La patronne du FN a pour sa part abordé le thème du terrorisme islamiste, assurant qu’il était nécessaire de « créer les conditions d’échange de renseignements les plus efficaces possibles pour pouvoir préserver nos populations respectives de ce danger ».
Selon Ludovic de Danne, un conseiller de Mme Le Pen qui l’accompagnait, l’entretien a duré une heure et trente minutes.
Il a eu lieu dans une petite salle au premier étage du Kremlin, souvent utilisée pour des rencontres informelles, selon le porte-parole du Kremlin, Dmitri Peskov.
Il a ajouté qu’ils n’avaient pas parlé d’argent, alors que le Front National est à la recherche de six millions d’euros pour financer sa campagne et avait obtenu en 2014 un prêt de neuf millions d’euros d’une banque russe.
Interrogé sur la raison pour laquelle M. Poutine avait reçu Marine Le Pen, en tête des sondages pour le premier tour de l’élection, Dmitri Peskov a estimé que rencontrer des « opposants » étrangers était une « pratique normale ».
« La Russie est prête à maintenir des contacts avec les représentants de toutes les forces politiques, que ce soit avec des chefs d’Etat en poste ou avec des représentants de l’opposition », a-t-il déclaré aux journalistes, ajoutant qu' »il est très important de discuter avec les forces (politiques) prônant la nécessité de maintenir un dialogue bilatéral » avec la Russie.

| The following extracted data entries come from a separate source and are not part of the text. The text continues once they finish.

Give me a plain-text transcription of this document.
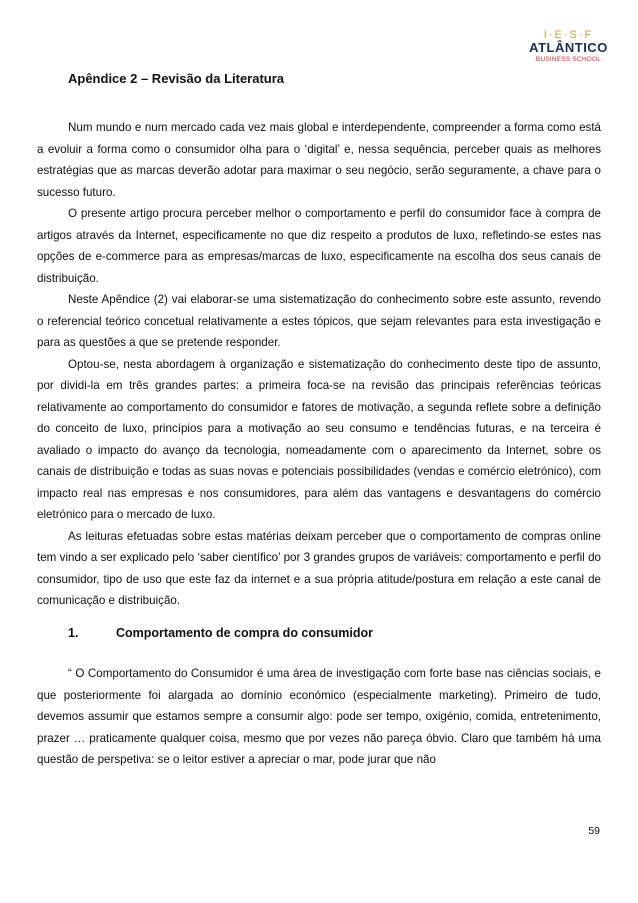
I·E·S·F
ATLÂNTICO
BUSINESS SCHOOL
Apêndice 2 – Revisão da Literatura

Num mundo e num mercado cada vez mais global e interdependente, compreender a forma como está a evoluir a forma como o consumidor olha para o ‘digital’ e, nessa sequência, perceber quais as melhores estratégias que as marcas deverão adotar para maximar o seu negócio, serão seguramente, a chave para o sucesso futuro.

O presente artigo procura perceber melhor o comportamento e perfil do consumidor face à compra de artigos através da Internet, especificamente no que diz respeito a produtos de luxo, refletindo-se estes nas opções de e-commerce para as empresas/marcas de luxo, especificamente na escolha dos seus canais de distribuição.

Neste Apêndice (2) vai elaborar-se uma sistematização do conhecimento sobre este assunto, revendo o referencial teórico concetual relativamente a estes tópicos, que sejam relevantes para esta investigação e para as questões a que se pretende responder.

Optou-se, nesta abordagem à organização e sistematização do conhecimento deste tipo de assunto, por dividi-la em três grandes partes: a primeira foca-se na revisão das principais referências teóricas relativamente ao comportamento do consumidor e fatores de motivação, a segunda reflete sobre a definição do conceito de luxo, princípios para a motivação ao seu consumo e tendências futuras, e na terceira é avaliado o impacto do avanço da tecnologia, nomeadamente com o aparecimento da Internet, sobre os canais de distribuição e todas as suas novas e potenciais possibilidades (vendas e comércio eletrónico), com impacto real nas empresas e nos consumidores, para além das vantagens e desvantagens do comércio eletrónico para o mercado de luxo.

As leituras efetuadas sobre estas matérias deixam perceber que o comportamento de compras online tem vindo a ser explicado pelo ‘saber científico’ por 3 grandes grupos de variáveis: comportamento e perfil do consumidor, tipo de uso que este faz da internet e a sua própria atitude/postura em relação a este canal de comunicação e distribuição.

1.	Comportamento de compra do consumidor

“ O Comportamento do Consumidor é uma área de investigação com forte base nas ciências sociais, e que posteriormente foi alargada ao domínio económico (especialmente marketing). Primeiro de tudo, devemos assumir que estamos sempre a consumir algo: pode ser tempo, oxigénio, comida, entretenimento, prazer … praticamente qualquer coisa, mesmo que por vezes não pareça óbvio. Claro que também há uma questão de perspetiva: se o leitor estiver a apreciar o mar, pode jurar que não

59
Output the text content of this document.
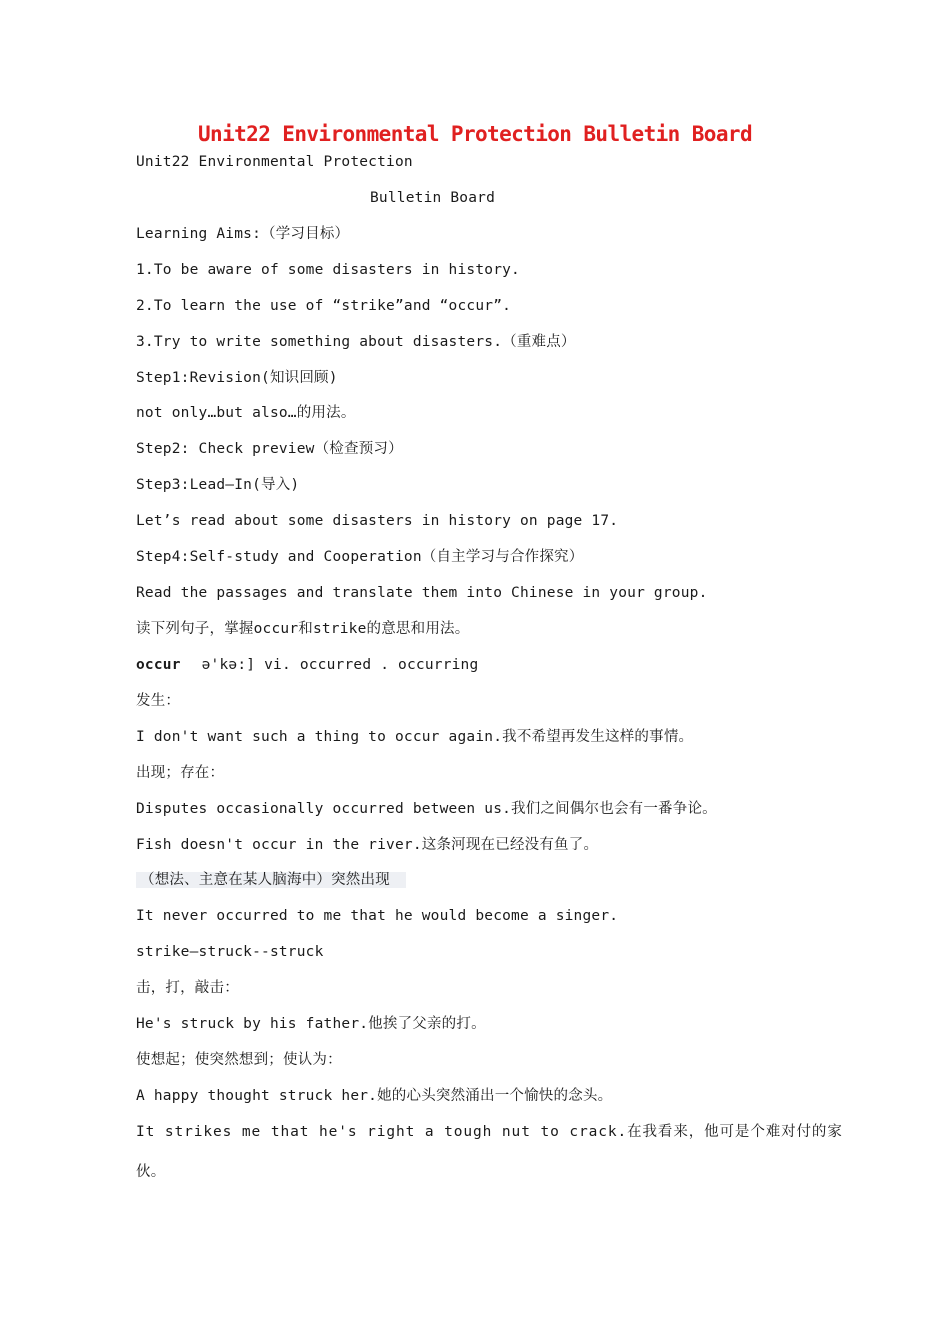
Unit22 Environmental Protection Bulletin Board
Unit22 Environmental Protection
Bulletin Board
Learning Aims:（学习目标）
1.To be aware of some disasters in history.
2.To learn the use of “strike”and “occur”.
3.Try to write something about disasters.（重难点）
Step1:Revision(知识回顾)
not only…but also…的用法。
Step2: Check preview（检查预习）
Step3:Lead—In(导入)
Let’s read about some disasters in history on page 17.
Step4:Self-study and Cooperation（自主学习与合作探究）
Read the passages and translate them into Chinese in your group.
读下列句子，掌握occur和strike的意思和用法。
occur ə'kə:] vi. occurred . occurring
发生：
I don't want such a thing to occur again.我不希望再发生这样的事情。
出现；存在：
Disputes occasionally occurred between us.我们之间偶尔也会有一番争论。
Fish doesn't occur in the river.这条河现在已经没有鱼了。
（想法、主意在某人脑海中）突然出现
It never occurred to me that he would become a singer.
strike—struck--struck
击，打，敲击：
He's struck by his father.他挨了父亲的打。
使想起；使突然想到；使认为：
A happy thought struck her.她的心头突然涌出一个愉快的念头。
It strikes me that he's right a tough nut to crack.在我看来，他可是个难对付的家
伙。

Il est toutefois très exceptionnel que Vladimir Poutine reçoive un candidat à une date aussi rapprochée d’une élection. La coutume et le protocole l’amènent à rencontrer des chefs d’Etat de son rang ou éventuellement des chefs de gouvernement de pays ayant un régime parlementaire.
Auparavant, la dirigeante du FN avait rencontré le président de la Douma, Viatcheslav Volodine, qui lui a ensuite remis une biographie russe de Marine Le Pen intitulée « Le Retour de Jeanne d’Arc ».
La venue de Mme Le Pen intervient alors que la Russie est accusée par les Occidentaux d’avoir interféré dans l’élection présidentielle américaine pour aider à faire élire Donald Trump et que Berlin craint des tentatives de « déstabilisation » de Moscou avant les élections législatives de septembre 2017.
Le chef de la diplomatie russe Sergueï Lavrov avait estimé jeudi que Marine Le Pen, qui fait l’objet d’une couverture médiatique très favorable des médias d’Etat russes, n’était pas une « populiste » mais une « réaliste » ou une « antimondialiste ».
Elle s’est rendue déjà à plusieurs reprises en Russie mais n’avait jamais rencontré officiellement Vladimir Poutine. Elle avait démenti en décembre 2014 son ex-conseiller international Aymeric Chauprade qui avait suggéré qu’une telle rencontre s’était produite de manière officieuse.
Elle fait partie des politiciens européens qui prônent un rapprochement avec Vladimir Poutine et qui approuvent l’annexion de la péninsule ukrainienne de Crimée en 2014 par la Russie.
Début janvier, elle s’était rendue à New York, dans la Trump Tower, après l’élection de Donald Trump mais avant son investiture. Mais elle n’avait été reçue officiellement ni par le nouveau président américain, ni par aucun membre de son équipe.